Sauf que se trouve brutalement reposée la question de la pertinence du vote majoritaire dans les institutions de la République française. Un système politique dont on ne peut sortir, qu'on ne peut changer est un système pervers. Nous étions au bord de la VIe République. Nous revoici plongé dans une présidentialisation plus accentuée que jamais. Les modestes seront bientôt flattés pour mieux détourner leur vote; mais il n'auront jamais plus la parole.

Ce qui est grave en la circonstance, ce n'est pas qu'
un leader de la droite dure ait réussi à s'imposer, c'est que l'on doive douter de la possibilité de changer et les institutions et les relations entre citoyens au moyen du vote. Jamais, depuis 1965, une telle participation populaire n'avait été enregistrée à l'occasion d'un vote. Qui va oser, maintenant, en discuter la validité? Sauf à contester la légitimité du processus électoral lui-même, sauf à douter de la démocratie elle-même, c'est impossible.

Et voilà pourquoi la démocratie exige de s'interroger sur la démocratie en ses formes et ses principes. En ses formes, car l'absence de proportionnelle et la présidentialisation du régime interdisent la polyvalence politique et renvoient aux temps monarchiques; en ses principes parce que, si la démocratie est la loi du nombre, elle cesse d'être la quête d'une vérité commune, elle est une guerre que remporte un clan sur un ou plusieurs autres.
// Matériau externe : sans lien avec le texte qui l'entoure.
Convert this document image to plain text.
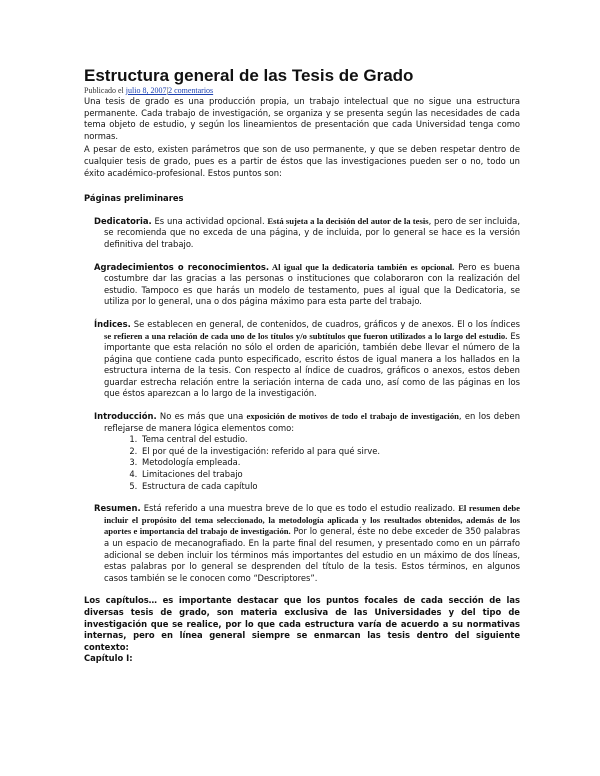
Estructura general de las Tesis de Grado
Publicado el julio 8, 2007|2 comentarios

Una tesis de grado es una producción propia, un trabajo intelectual que no sigue una estructura permanente. Cada trabajo de investigación, se organiza y se presenta según las necesidades de cada tema objeto de estudio, y según los lineamientos de presentación que cada Universidad tenga como normas.

A pesar de esto, existen parámetros que son de uso permanente, y que se deben respetar dentro de cualquier tesis de grado, pues es a partir de éstos que las investigaciones pueden ser o no, todo un éxito académico-profesional. Estos puntos son:

Páginas preliminares

Dedicatoria. Es una actividad opcional. Está sujeta a la decisión del autor de la tesis, pero de ser incluida, se recomienda que no exceda de una página, y de incluida, por lo general se hace es la versión definitiva del trabajo.

Agradecimientos o reconocimientos. Al igual que la dedicatoria también es opcional. Pero es buena costumbre dar las gracias a las personas o instituciones que colaboraron con la realización del estudio. Tampoco es que harás un modelo de testamento, pues al igual que la Dedicatoria, se utiliza por lo general, una o dos página máximo para esta parte del trabajo.

Índices. Se establecen en general, de contenidos, de cuadros, gráficos y de anexos. El o los índices se refieren a una relación de cada uno de los títulos y/o subtítulos que fueron utilizados a lo largo del estudio. Es importante que esta relación no sólo el orden de aparición, también debe llevar el número de la página que contiene cada punto especificado, escrito éstos de igual manera a los hallados en la estructura interna de la tesis. Con respecto al índice de cuadros, gráficos o anexos, estos deben guardar estrecha relación entre la seriación interna de cada uno, así como de las páginas en los que éstos aparezcan a lo largo de la investigación.

Introducción. No es más que una exposición de motivos de todo el trabajo de investigación, en los deben reflejarse de manera lógica elementos como:

1. Tema central del estudio.
2. El por qué de la investigación: referido al para qué sirve.
3. Metodología empleada.
4. Limitaciones del trabajo
5. Estructura de cada capítulo

Resumen. Está referido a una muestra breve de lo que es todo el estudio realizado. El resumen debe incluir el propósito del tema seleccionado, la metodología aplicada y los resultados obtenidos, además de los aportes e importancia del trabajo de investigación. Por lo general, éste no debe exceder de 350 palabras a un espacio de mecanografiado. En la parte final del resumen, y presentado como en un párrafo adicional se deben incluir los términos más importantes del estudio en un máximo de dos líneas, estas palabras por lo general se desprenden del título de la tesis. Estos términos, en algunos casos también se le conocen como “Descriptores”.

Los capítulos… es importante destacar que los puntos focales de cada sección de las diversas tesis de grado, son materia exclusiva de las Universidades y del tipo de investigación que se realice, por lo que cada estructura varía de acuerdo a su normativas internas, pero en línea general siempre se enmarcan las tesis dentro del siguiente contexto:

Capítulo I:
La démocratie est morte dès que la puissance de l'argent et des médias atteint la capacité de façonner l'opinion. La démocratie est morte dès que le choix des citoyens est détournable. La démocratie est morte quand les dés sont pipés et que, quel que soit l'élu, la politique reste, pour une large part, la même.
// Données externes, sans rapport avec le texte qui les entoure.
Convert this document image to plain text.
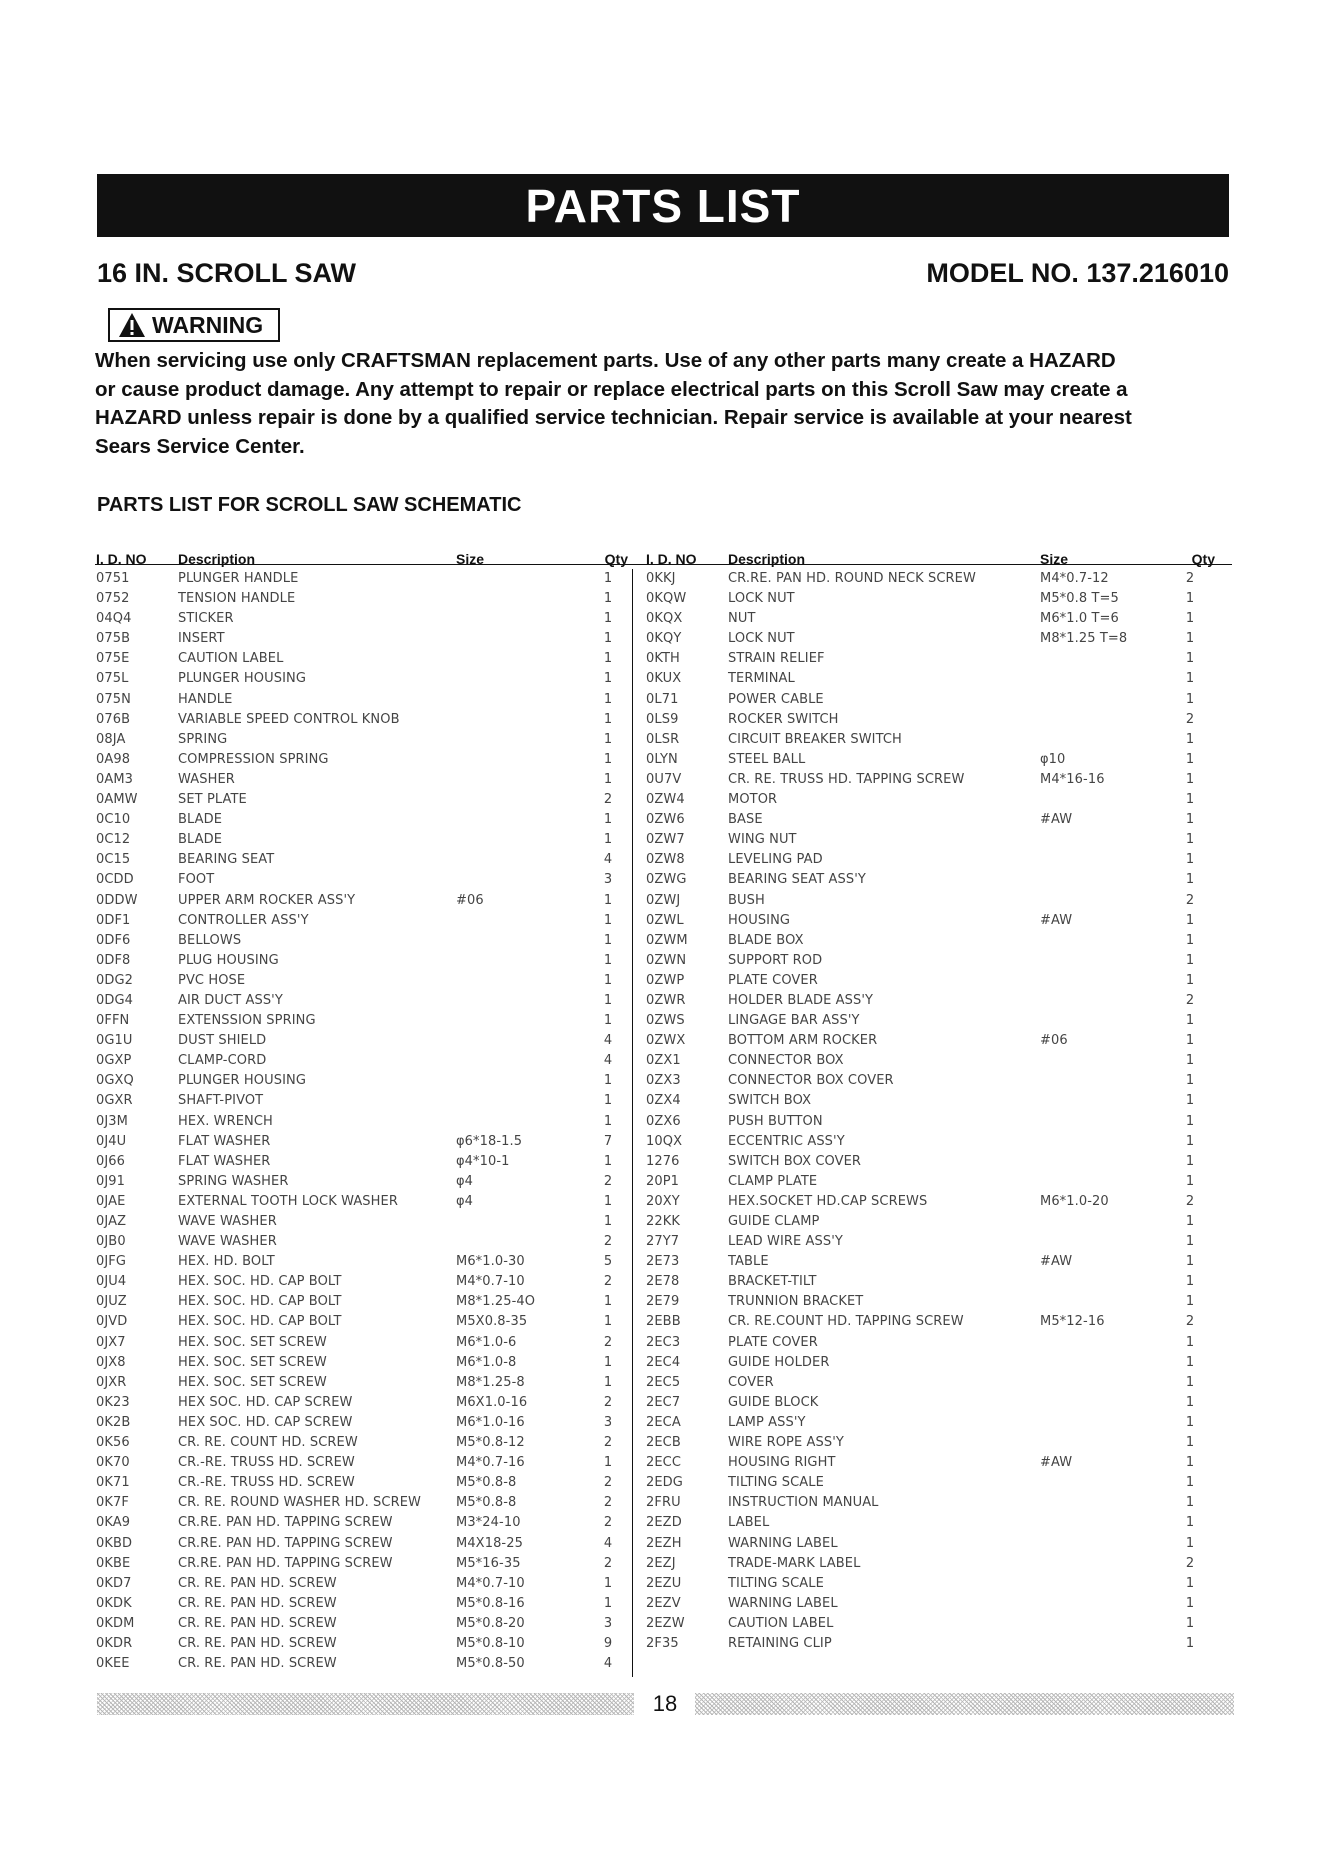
PARTS LIST
16 IN. SCROLL SAW	MODEL NO. 137.216010
WARNING
When servicing use only CRAFTSMAN replacement parts. Use of any other parts many create a HAZARD
or cause product damage. Any attempt to repair or replace electrical parts on this Scroll Saw may create a
HAZARD unless repair is done by a qualified service technician. Repair service is available at your nearest
Sears Service Center.
PARTS LIST FOR SCROLL SAW SCHEMATIC
I. D. NO	Description	Size	Qty
0751	PLUNGER HANDLE	1
0752	TENSION HANDLE	1
04Q4	STICKER	1
075B	INSERT	1
075E	CAUTION LABEL	1
075L	PLUNGER HOUSING	1
075N	HANDLE	1
076B	VARIABLE SPEED CONTROL KNOB	1
08JA	SPRING	1
0A98	COMPRESSION SPRING	1
0AM3	WASHER	1
0AMW	SET PLATE	2
0C10	BLADE	1
0C12	BLADE	1
0C15	BEARING SEAT	4
0CDD	FOOT	3
0DDW	UPPER ARM ROCKER ASS'Y	#06	1
0DF1	CONTROLLER ASS'Y	1
0DF6	BELLOWS	1
0DF8	PLUG HOUSING	1
0DG2	PVC HOSE	1
0DG4	AIR DUCT ASS'Y	1
0FFN	EXTENSSION SPRING	1
0G1U	DUST SHIELD	4
0GXP	CLAMP-CORD	4
0GXQ	PLUNGER HOUSING	1
0GXR	SHAFT-PIVOT	1
0J3M	HEX. WRENCH	1
0J4U	FLAT WASHER	φ6*18-1.5	7
0J66	FLAT WASHER	φ4*10-1	1
0J91	SPRING WASHER	φ4	2
0JAE	EXTERNAL TOOTH LOCK WASHER	φ4	1
0JAZ	WAVE WASHER	1
0JB0	WAVE WASHER	2
0JFG	HEX. HD. BOLT	M6*1.0-30	5
0JU4	HEX. SOC. HD. CAP BOLT	M4*0.7-10	2
0JUZ	HEX. SOC. HD. CAP BOLT	M8*1.25-4O	1
0JVD	HEX. SOC. HD. CAP BOLT	M5X0.8-35	1
0JX7	HEX. SOC. SET SCREW	M6*1.0-6	2
0JX8	HEX. SOC. SET SCREW	M6*1.0-8	1
0JXR	HEX. SOC. SET SCREW	M8*1.25-8	1
0K23	HEX SOC. HD. CAP SCREW	M6X1.0-16	2
0K2B	HEX SOC. HD. CAP SCREW	M6*1.0-16	3
0K56	CR. RE. COUNT HD. SCREW	M5*0.8-12	2
0K70	CR.-RE. TRUSS HD. SCREW	M4*0.7-16	1
0K71	CR.-RE. TRUSS HD. SCREW	M5*0.8-8	2
0K7F	CR. RE. ROUND WASHER HD. SCREW	M5*0.8-8	2
0KA9	CR.RE. PAN HD. TAPPING SCREW	M3*24-10	2
0KBD	CR.RE. PAN HD. TAPPING SCREW	M4X18-25	4
0KBE	CR.RE. PAN HD. TAPPING SCREW	M5*16-35	2
0KD7	CR. RE. PAN HD. SCREW	M4*0.7-10	1
0KDK	CR. RE. PAN HD. SCREW	M5*0.8-16	1
0KDM	CR. RE. PAN HD. SCREW	M5*0.8-20	3
0KDR	CR. RE. PAN HD. SCREW	M5*0.8-10	9
0KEE	CR. RE. PAN HD. SCREW	M5*0.8-50	4
I. D. NO	Description	Size	Qty
0KKJ	CR.RE. PAN HD. ROUND NECK SCREW	M4*0.7-12	2
0KQW	LOCK NUT	M5*0.8 T=5	1
0KQX	NUT	M6*1.0 T=6	1
0KQY	LOCK NUT	M8*1.25 T=8	1
0KTH	STRAIN RELIEF	1
0KUX	TERMINAL	1
0L71	POWER CABLE	1
0LS9	ROCKER SWITCH	2
0LSR	CIRCUIT BREAKER SWITCH	1
0LYN	STEEL BALL	φ10	1
0U7V	CR. RE. TRUSS HD. TAPPING SCREW	M4*16-16	1
0ZW4	MOTOR	1
0ZW6	BASE	#AW	1
0ZW7	WING NUT	1
0ZW8	LEVELING PAD	1
0ZWG	BEARING SEAT ASS'Y	1
0ZWJ	BUSH	2
0ZWL	HOUSING	#AW	1
0ZWM	BLADE BOX	1
0ZWN	SUPPORT ROD	1
0ZWP	PLATE COVER	1
0ZWR	HOLDER BLADE ASS'Y	2
0ZWS	LINGAGE BAR ASS'Y	1
0ZWX	BOTTOM ARM ROCKER	#06	1
0ZX1	CONNECTOR BOX	1
0ZX3	CONNECTOR BOX COVER	1
0ZX4	SWITCH BOX	1
0ZX6	PUSH BUTTON	1
10QX	ECCENTRIC ASS'Y	1
1276	SWITCH BOX COVER	1
20P1	CLAMP PLATE	1
20XY	HEX.SOCKET HD.CAP SCREWS	M6*1.0-20	2
22KK	GUIDE CLAMP	1
27Y7	LEAD WIRE ASS'Y	1
2E73	TABLE	#AW	1
2E78	BRACKET-TILT	1
2E79	TRUNNION BRACKET	1
2EBB	CR. RE.COUNT HD. TAPPING SCREW	M5*12-16	2
2EC3	PLATE COVER	1
2EC4	GUIDE HOLDER	1
2EC5	COVER	1
2EC7	GUIDE BLOCK	1
2ECA	LAMP ASS'Y	1
2ECB	WIRE ROPE ASS'Y	1
2ECC	HOUSING RIGHT	#AW	1
2EDG	TILTING SCALE	1
2FRU	INSTRUCTION MANUAL	1
2EZD	LABEL	1
2EZH	WARNING LABEL	1
2EZJ	TRADE-MARK LABEL	2
2EZU	TILTING SCALE	1
2EZV	WARNING LABEL	1
2EZW	CAUTION LABEL	1
2F35	RETAINING CLIP	1
18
Ceux qui ne votent pas, soit parce qu'ils n'en ont pas le droit, soit parce qu'ils n'ont pas vu l'intérêt de s'inscrire, soit parce qu'il se sont abstenus, qui vivent dans le même pays, représentent une population qui serait susceptible de modifier le résultat d'un scrutin mais qui serait, tout autant, sensible au chant des sirènes médiatiques, s'ils votaient.

Nous vivons des temps de complexités. Découvrir que la démocratie est une compétition où seuls peuvent l'emporter, comme en sport désormais, les professionnels, les entraînés, les riches et les dopés oblige soit à se résigner et à tenter d'user des armes de l'adversaire, soit, au contraire, à changer totalement de perspective et à pratiquer une autre écosophie, comme disait Guattari, une autre philosophie politique. C'est la démocratie représentative qui est morte, comme est mort le sport qu'encourageait Coubertin. Il faut inventer une nouvelle démocratie populaire, n'ayant rien à voir avec ce que l'URSS nous a fait connaître, celle où le pouvoir loin de se concentrer, se partage et où les moins bien pourvus puissent se faire entendre.
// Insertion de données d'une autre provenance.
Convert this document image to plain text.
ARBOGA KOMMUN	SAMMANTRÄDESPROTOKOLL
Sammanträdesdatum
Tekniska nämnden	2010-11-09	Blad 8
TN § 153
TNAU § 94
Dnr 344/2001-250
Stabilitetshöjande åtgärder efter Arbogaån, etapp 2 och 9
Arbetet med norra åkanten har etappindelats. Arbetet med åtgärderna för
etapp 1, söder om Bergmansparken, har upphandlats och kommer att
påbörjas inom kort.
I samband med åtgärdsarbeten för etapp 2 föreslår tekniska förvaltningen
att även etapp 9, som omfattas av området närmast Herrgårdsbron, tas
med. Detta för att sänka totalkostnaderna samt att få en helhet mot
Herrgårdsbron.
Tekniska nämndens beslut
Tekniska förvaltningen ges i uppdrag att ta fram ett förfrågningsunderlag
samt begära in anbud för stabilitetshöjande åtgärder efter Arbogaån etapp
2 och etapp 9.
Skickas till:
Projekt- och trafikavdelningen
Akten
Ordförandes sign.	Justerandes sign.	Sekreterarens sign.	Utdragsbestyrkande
Autant dire que cette démocratie nouveau style, s'il s'agit encore de démocratie, même si elle ne manque pas de références intellectuelles, ne saurait ressembler ni à ce que nous avons connu dans le passé, au XXe siècle, ni à ce que nous voyons s'installer sous nos yeux : une fausse République plus que jamais assise sur sur le pouvoir des marchés, des médias et de la force armée. L'État, qui a cessé d'être une providence dans une société de croissance, reste l'outil par lequel le peuple est placé sous la domination des élites et ceux qui veulent désétatiser l'économie se gardent bien de pousser à renoncer à aucune des fonctions régaliennes, celles que l'État royal a transmises à l'État républicain.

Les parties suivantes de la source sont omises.